Obwohl Juckreiz, Brennen und Hautreizungen zu den weniger bekannten Wechseljahresbeschwerden zählen, sind sie doch sehr häufig. In diesem Artikel erfahren Sie, was Juckreiz in den Wechseljahren verursacht und wie Sie Ihre Haut mit Feuchtigkeit versorgen und diese lästigen Symptome lindern können. Los geht's!

Inhaltsverzeichnis

Woran erkennt man, dass man in den Wechseljahren ist?

Die Menopause ist der Lebensabschnitt einer Frau, in dem die Menstruation aufhört. Sie wird durch den sinkenden Hormonspiegel – Östrogen, Progesteron und Testosteron – verursacht.

Wenn die Menstruation für bis zu 12 aufeinanderfolgende Monate ausbleibt, befinden Sie sich offiziell in den Wechseljahren.

Eine Frau gilt als postmenopausal , wenn sie 12 aufeinanderfolgende Monate lang keine Menstruation hatte.

Die Phase vor den Wechseljahren, in der der Hormonspiegel zu sinken beginnt und der Menstruationszyklus unregelmäßig wird, wird als Perimenopause bezeichnet und tritt normalerweise bei Frauen um das 46. Lebensjahr auf.

Erste Anzeichen eines sinkenden Hormonspiegels treten auf, häufig unregelmäßigere Menstruation, Konzentrationsschwierigkeiten , trockene Haut und stärkere prämenstruelle Beschwerden.

Ist juckende Haut ein Symptom der Wechseljahre?

Die Symptome der Wechseljahre sind vielfältig und reichen von Hitzewallungen und Kopfschmerzen bis hin zu Vergesslichkeit, Scheidentrockenheit , Nachtschweiß, Hitzewallungen und Stimmungsschwankungen. Juckreiz in den Wechseljahren ist ein weniger bekanntes, aber dennoch sehr häufiges Symptom.

Gesunde Haut benötigt sowohl Feuchtigkeit als auch Öl , um zu strahlen. Ein niedriger Östrogenspiegel beeinträchtigt die Fähigkeit der Haut, Kollagen und natürliche Öle zu produzieren, die ihr helfen, Feuchtigkeit zu speichern, was zu trockener Haut führen kann.

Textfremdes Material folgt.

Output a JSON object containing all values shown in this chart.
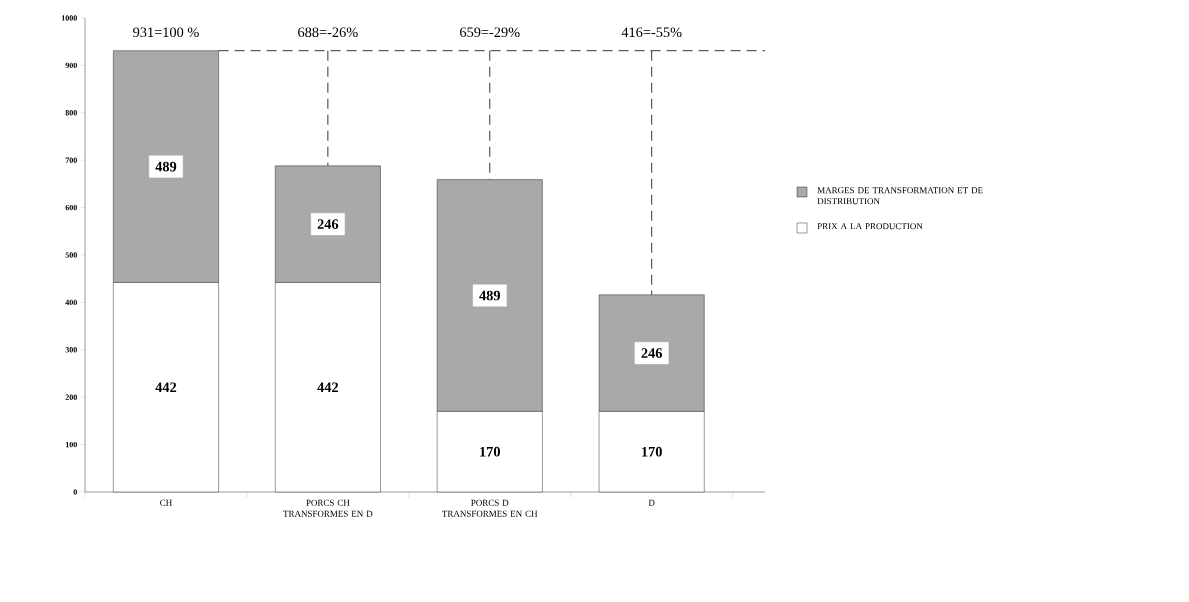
{
  "chart_data": {
    "type": "bar",
    "stacked": true,
    "categories": [
      "CH",
      "PORCS CH TRANSFORMES EN D",
      "PORCS D TRANSFORMES EN CH",
      "D"
    ],
    "series": [
      {
        "name": "PRIX A LA PRODUCTION",
        "color": "#ffffff",
        "values": [
          442,
          442,
          170,
          170
        ]
      },
      {
        "name": "MARGES DE TRANSFORMATION ET DE DISTRIBUTION",
        "color": "#a9a9a9",
        "values": [
          489,
          246,
          489,
          246
        ]
      }
    ],
    "ylim": [
      0,
      1000
    ],
    "yticks": [
      0,
      100,
      200,
      300,
      400,
      500,
      600,
      700,
      800,
      900,
      1000
    ],
    "data_labels": true,
    "annotations": [
      {
        "text": "931=100 %",
        "x": "CH",
        "y": 931
      },
      {
        "text": "688=-26%",
        "x": "PORCS CH TRANSFORMES EN D",
        "y": 688
      },
      {
        "text": "659=-29%",
        "x": "PORCS D TRANSFORMES EN CH",
        "y": 659
      },
      {
        "text": "416=-55%",
        "x": "D",
        "y": 416
      }
    ],
    "ref_lines": [
      {
        "axis": "y",
        "value": 931,
        "line_style": "dashed"
      }
    ],
    "legend": "right",
    "grid": false
  }
}
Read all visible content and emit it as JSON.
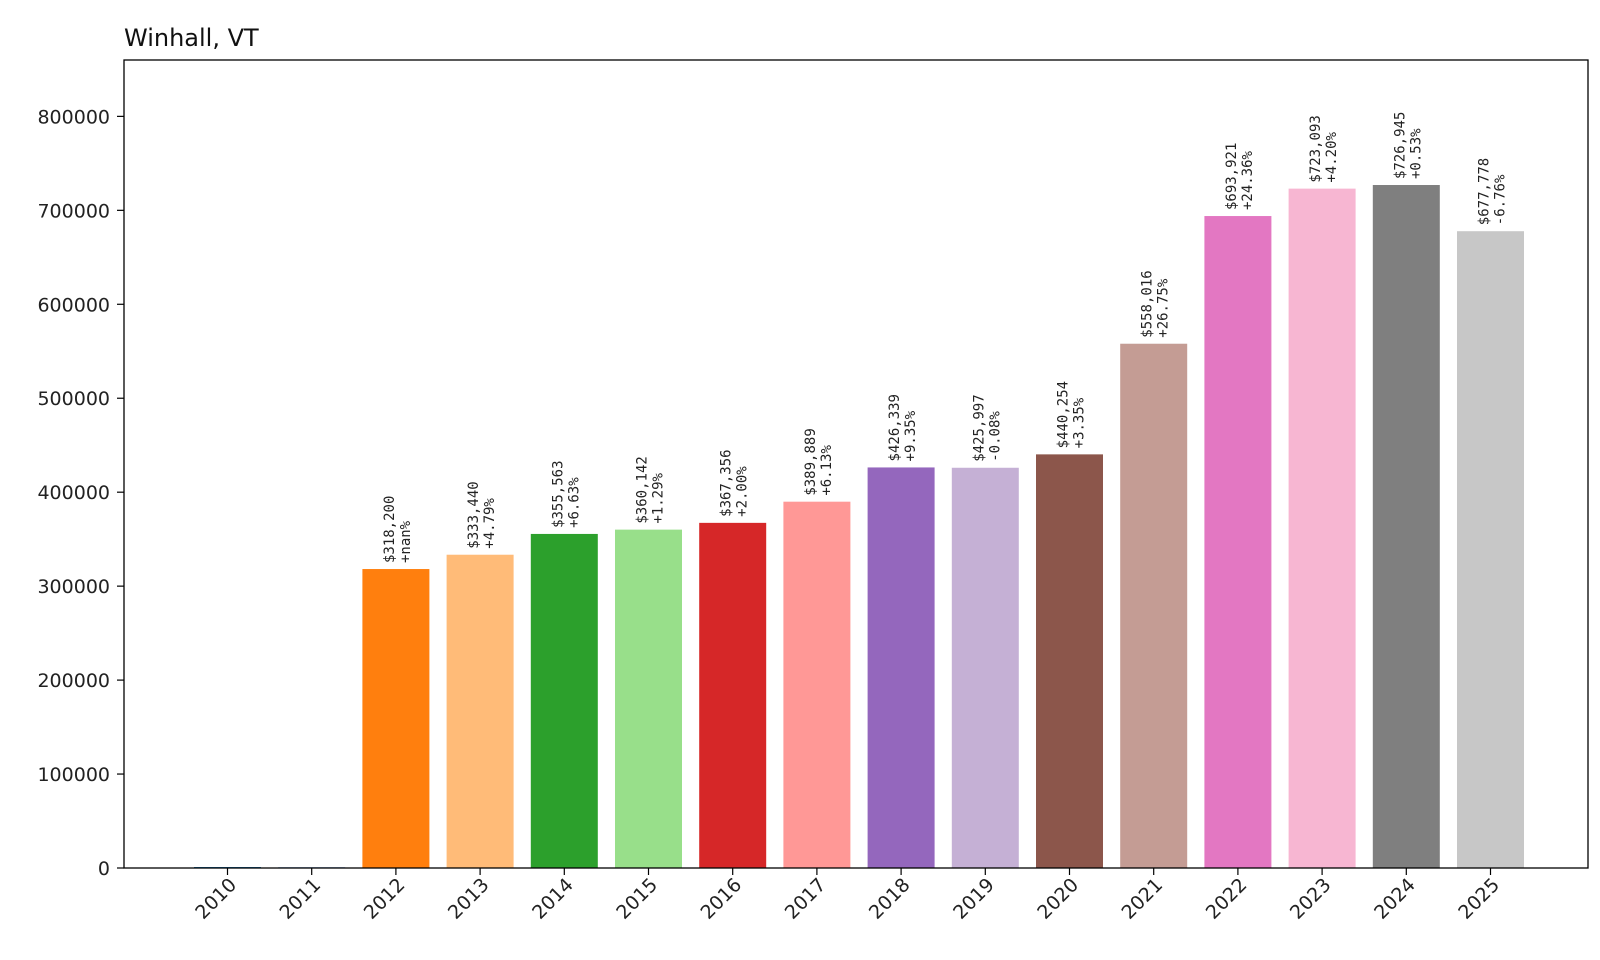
{
  "chart_data": {
    "type": "bar",
    "title": "Winhall, VT",
    "xlabel": "",
    "ylabel": "",
    "ylim": [
      0,
      860000
    ],
    "yticks": [
      0,
      100000,
      200000,
      300000,
      400000,
      500000,
      600000,
      700000,
      800000
    ],
    "ytick_labels": [
      "0",
      "100000",
      "200000",
      "300000",
      "400000",
      "500000",
      "600000",
      "700000",
      "800000"
    ],
    "categories": [
      "2010",
      "2011",
      "2012",
      "2013",
      "2014",
      "2015",
      "2016",
      "2017",
      "2018",
      "2019",
      "2020",
      "2021",
      "2022",
      "2023",
      "2024",
      "2025"
    ],
    "values": [
      0,
      0,
      318200,
      333440,
      355563,
      360142,
      367356,
      389889,
      426339,
      425997,
      440254,
      558016,
      693921,
      723093,
      726945,
      677778
    ],
    "value_labels": [
      "",
      "",
      "$318,200",
      "$333,440",
      "$355,563",
      "$360,142",
      "$367,356",
      "$389,889",
      "$426,339",
      "$425,997",
      "$440,254",
      "$558,016",
      "$693,921",
      "$723,093",
      "$726,945",
      "$677,778"
    ],
    "change_labels": [
      "",
      "",
      "+nan%",
      "+4.79%",
      "+6.63%",
      "+1.29%",
      "+2.00%",
      "+6.13%",
      "+9.35%",
      "-0.08%",
      "+3.35%",
      "+26.75%",
      "+24.36%",
      "+4.20%",
      "+0.53%",
      "-6.76%"
    ],
    "colors": [
      "#1f77b4",
      "#aec7e8",
      "#ff7f0e",
      "#ffbb78",
      "#2ca02c",
      "#98df8a",
      "#d62728",
      "#ff9896",
      "#9467bd",
      "#c5b0d5",
      "#8c564b",
      "#c49c94",
      "#e377c2",
      "#f7b6d2",
      "#7f7f7f",
      "#c7c7c7"
    ]
  }
}
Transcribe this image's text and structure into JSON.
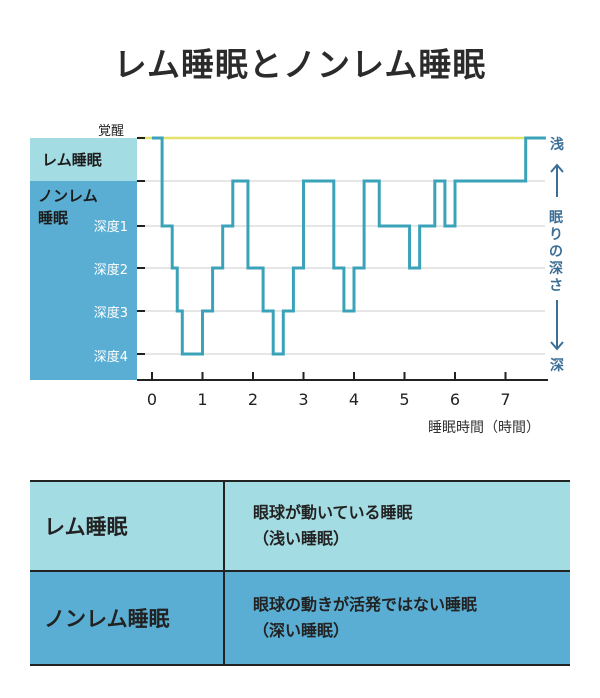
{
  "title": "レム睡眠とノンレム睡眠",
  "colors": {
    "rem_band": "#a4dce3",
    "nrem_band": "#5aaed3",
    "line": "#3ba3b9",
    "awake_line": "#e3e26a",
    "side_text": "#3d6f96"
  },
  "labels": {
    "awake": "覚醒",
    "rem_band": "レム睡眠",
    "nrem_band_line1": "ノンレム",
    "nrem_band_line2": "睡眠",
    "depths": [
      "深度1",
      "深度2",
      "深度3",
      "深度4"
    ],
    "side_shallow": "浅",
    "side_middle": "眠りの深さ",
    "side_deep": "深",
    "xaxis": "睡眠時間（時間）"
  },
  "chart_data": {
    "type": "line",
    "step": true,
    "xlabel": "睡眠時間（時間）",
    "xlim": [
      0,
      7.8
    ],
    "xticks": [
      "0",
      "1",
      "2",
      "3",
      "4",
      "5",
      "6",
      "7"
    ],
    "levels": [
      "覚醒",
      "レム睡眠",
      "深度1",
      "深度2",
      "深度3",
      "深度4"
    ],
    "series": [
      {
        "x": [
          0,
          0.2,
          0.4,
          0.5,
          0.6,
          0.8,
          1.0,
          1.2,
          1.4,
          1.6,
          1.9,
          2.2,
          2.4,
          2.6,
          2.8,
          3.0,
          3.6,
          3.8,
          4.0,
          4.2,
          4.4,
          4.5,
          5.1,
          5.3,
          5.6,
          5.8,
          6.0,
          6.7,
          7.4,
          7.7,
          7.8
        ],
        "y": [
          "覚醒",
          "深度1",
          "深度2",
          "深度3",
          "深度4",
          "深度4",
          "深度3",
          "深度2",
          "深度1",
          "レム睡眠",
          "深度2",
          "深度3",
          "深度4",
          "深度3",
          "深度2",
          "レム睡眠",
          "深度2",
          "深度3",
          "深度2",
          "レム睡眠",
          "レム睡眠",
          "深度1",
          "深度2",
          "深度1",
          "レム睡眠",
          "深度1",
          "レム睡眠",
          "レム睡眠",
          "覚醒",
          "覚醒",
          "覚醒"
        ]
      }
    ]
  },
  "legend": {
    "rem": {
      "name": "レム睡眠",
      "desc1": "眼球が動いている睡眠",
      "desc2": "（浅い睡眠）"
    },
    "nrem": {
      "name": "ノンレム睡眠",
      "desc1": "眼球の動きが活発ではない睡眠",
      "desc2": "（深い睡眠）"
    }
  }
}
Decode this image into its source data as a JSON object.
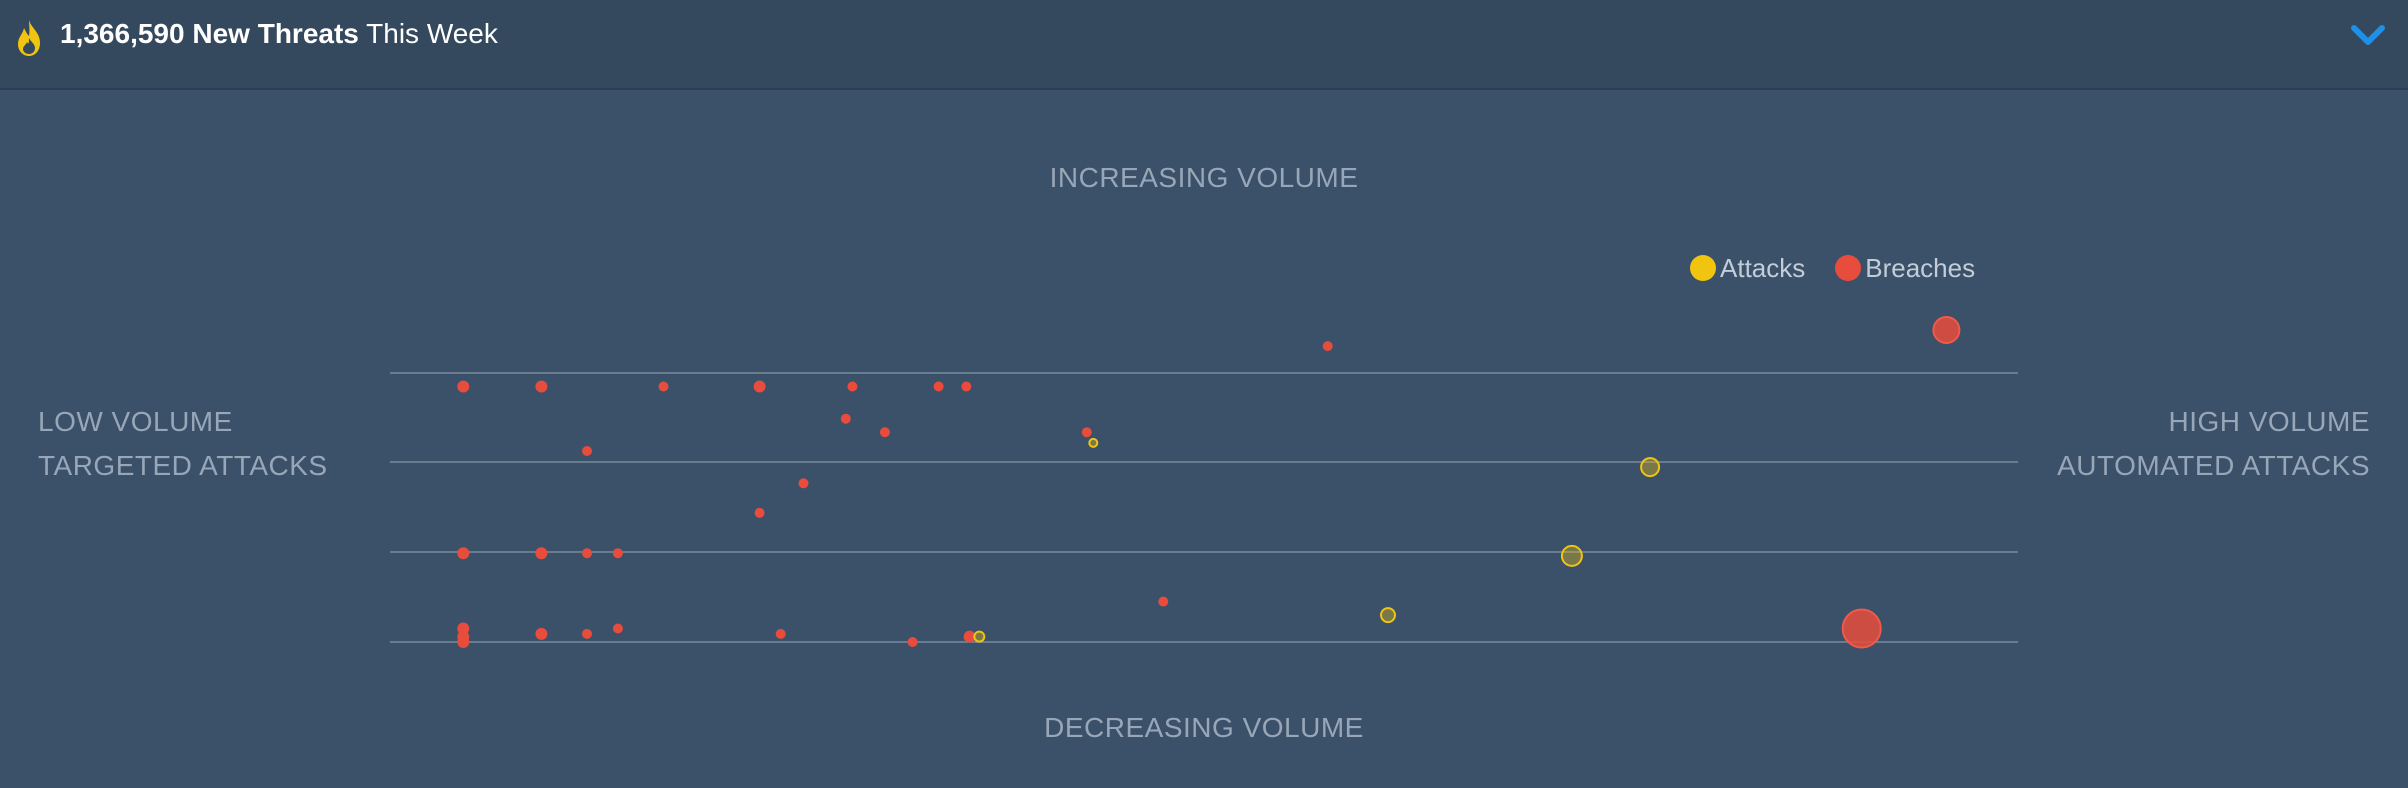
{
  "header": {
    "count": "1,366,590",
    "label_bold": "New Threats",
    "label_regular": "This Week",
    "icon": "flame-icon",
    "toggle_icon": "chevron-down-icon"
  },
  "axes": {
    "top": "INCREASING VOLUME",
    "bottom": "DECREASING VOLUME",
    "left_line1": "LOW VOLUME",
    "left_line2": "TARGETED ATTACKS",
    "right_line1": "HIGH VOLUME",
    "right_line2": "AUTOMATED ATTACKS"
  },
  "legend": {
    "attacks": "Attacks",
    "breaches": "Breaches"
  },
  "colors": {
    "attacks": "#f1c40f",
    "breaches": "#e74c3c",
    "background": "#3b5069",
    "header": "#34495e"
  },
  "chart_data": {
    "type": "scatter",
    "grid": true,
    "legend_position": "top-right",
    "series": [
      {
        "name": "Attacks",
        "color": "#f1c40f",
        "points": [
          {
            "x": 0.432,
            "y": 0.74,
            "r": 4
          },
          {
            "x": 0.774,
            "y": 0.65,
            "r": 9
          },
          {
            "x": 0.726,
            "y": 0.32,
            "r": 10
          },
          {
            "x": 0.613,
            "y": 0.1,
            "r": 7
          },
          {
            "x": 0.362,
            "y": 0.02,
            "r": 5
          }
        ]
      },
      {
        "name": "Breaches",
        "color": "#e74c3c",
        "points": [
          {
            "x": 0.045,
            "y": 0.95,
            "r": 6
          },
          {
            "x": 0.093,
            "y": 0.95,
            "r": 6
          },
          {
            "x": 0.168,
            "y": 0.95,
            "r": 5
          },
          {
            "x": 0.227,
            "y": 0.95,
            "r": 6
          },
          {
            "x": 0.284,
            "y": 0.95,
            "r": 5
          },
          {
            "x": 0.337,
            "y": 0.95,
            "r": 5
          },
          {
            "x": 0.354,
            "y": 0.95,
            "r": 5
          },
          {
            "x": 0.576,
            "y": 1.1,
            "r": 5
          },
          {
            "x": 0.956,
            "y": 1.16,
            "r": 13
          },
          {
            "x": 0.28,
            "y": 0.83,
            "r": 5
          },
          {
            "x": 0.304,
            "y": 0.78,
            "r": 5
          },
          {
            "x": 0.428,
            "y": 0.78,
            "r": 5
          },
          {
            "x": 0.121,
            "y": 0.71,
            "r": 5
          },
          {
            "x": 0.254,
            "y": 0.59,
            "r": 5
          },
          {
            "x": 0.227,
            "y": 0.48,
            "r": 5
          },
          {
            "x": 0.045,
            "y": 0.33,
            "r": 6
          },
          {
            "x": 0.093,
            "y": 0.33,
            "r": 6
          },
          {
            "x": 0.121,
            "y": 0.33,
            "r": 5
          },
          {
            "x": 0.14,
            "y": 0.33,
            "r": 5
          },
          {
            "x": 0.475,
            "y": 0.15,
            "r": 5
          },
          {
            "x": 0.904,
            "y": 0.05,
            "r": 19
          },
          {
            "x": 0.045,
            "y": 0.05,
            "r": 6
          },
          {
            "x": 0.045,
            "y": 0.02,
            "r": 6
          },
          {
            "x": 0.045,
            "y": 0.0,
            "r": 6
          },
          {
            "x": 0.093,
            "y": 0.03,
            "r": 6
          },
          {
            "x": 0.121,
            "y": 0.03,
            "r": 5
          },
          {
            "x": 0.14,
            "y": 0.05,
            "r": 5
          },
          {
            "x": 0.24,
            "y": 0.03,
            "r": 5
          },
          {
            "x": 0.321,
            "y": 0.0,
            "r": 5
          },
          {
            "x": 0.356,
            "y": 0.02,
            "r": 6
          }
        ]
      }
    ]
  }
}
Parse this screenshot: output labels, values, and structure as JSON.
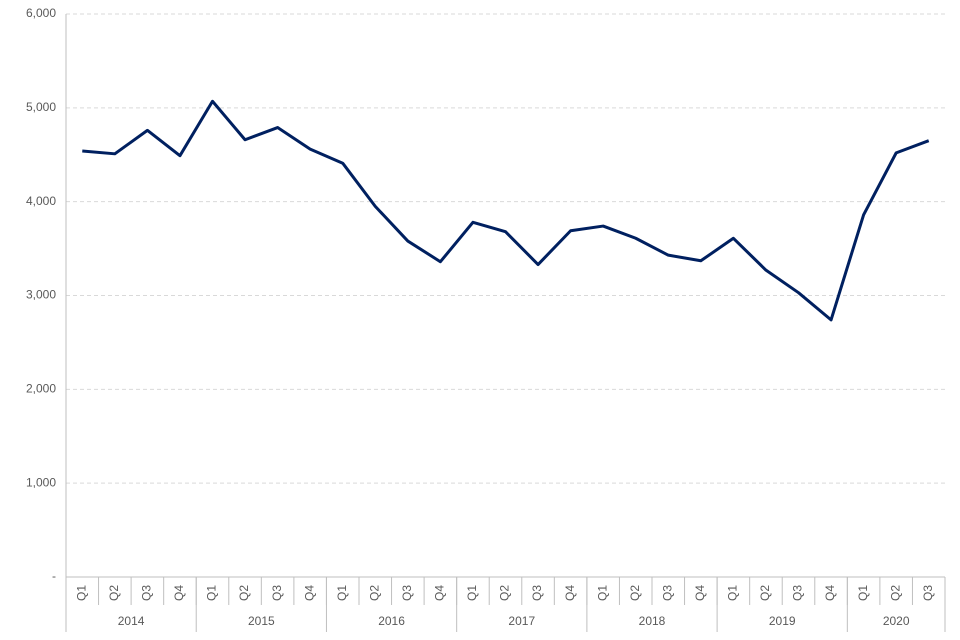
{
  "chart_data": {
    "type": "line",
    "categories": [
      "Q1",
      "Q2",
      "Q3",
      "Q4",
      "Q1",
      "Q2",
      "Q3",
      "Q4",
      "Q1",
      "Q2",
      "Q3",
      "Q4",
      "Q1",
      "Q2",
      "Q3",
      "Q4",
      "Q1",
      "Q2",
      "Q3",
      "Q4",
      "Q1",
      "Q2",
      "Q3",
      "Q4",
      "Q1",
      "Q2",
      "Q3"
    ],
    "years": [
      "2014",
      "2015",
      "2016",
      "2017",
      "2018",
      "2019",
      "2020"
    ],
    "series": [
      {
        "color": "#002060",
        "values": [
          4540,
          4510,
          4760,
          4490,
          5070,
          4660,
          4790,
          4560,
          4410,
          3950,
          3580,
          3360,
          3780,
          3680,
          3330,
          3690,
          3740,
          3610,
          3430,
          3370,
          3610,
          3270,
          3030,
          2740,
          3860,
          4520,
          4650
        ]
      }
    ],
    "ylim": [
      0,
      6000
    ],
    "yticks": [
      {
        "value": 0,
        "label": "-"
      },
      {
        "value": 1000,
        "label": "1,000"
      },
      {
        "value": 2000,
        "label": "2,000"
      },
      {
        "value": 3000,
        "label": "3,000"
      },
      {
        "value": 4000,
        "label": "4,000"
      },
      {
        "value": 5000,
        "label": "5,000"
      },
      {
        "value": 6000,
        "label": "6,000"
      }
    ],
    "grid": true
  }
}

Juckreiz und Kribbeln können überall am Körper auftreten, am häufigsten sind jedoch Füße, Beine, Arme, Rücken und Hände betroffen.

Häufig tritt auch Juckreiz auf der Kopfhaut auf. Manche Frauen beschreiben ein Kribbeln oder Taubheitsgefühl auf der Haut oder berichten von einer erhöhten Hautempfindlichkeit.

Frau mittleren Alters lächelt

Warum führt die Menopause zu einer verminderten Hautelastizität?

Vielen Menschen sind die zahlreichen Vorteile von Östrogen nicht bewusst. Östrogene tragen zur Hautfunktion und -regeneration bei, indem sie die Bildung neuer Hautzellen anregen, die Talgproduktion und die Feuchtigkeitsspeicherung erhöhen und eine wichtige Rolle für die Gesundheit unserer Haut spielen.

Östrogenrezeptoren sind im Gesicht, im Genitalbereich und an den unteren Extremitäten zahlreich vorhanden. Mit Beginn der Wechseljahre und dem damit einhergehenden Absinken des Östrogenspiegels verschlechtert sich das Hautbild erheblich.

Die Haut benötigt natürliches Öl, das von den Talgdrüsen produziert wird, um Feuchtigkeit zu speichern und geschmeidig zu bleiben. Kollagen trägt zur Festigkeit der Haut bei, und Elastin sorgt für ihre Elastizität und verhindert so Risse. Ein niedriger Östrogenspiegel verlangsamt die Ölproduktion, wodurch die Haut trockener, empfindlicher und fahl wirkt.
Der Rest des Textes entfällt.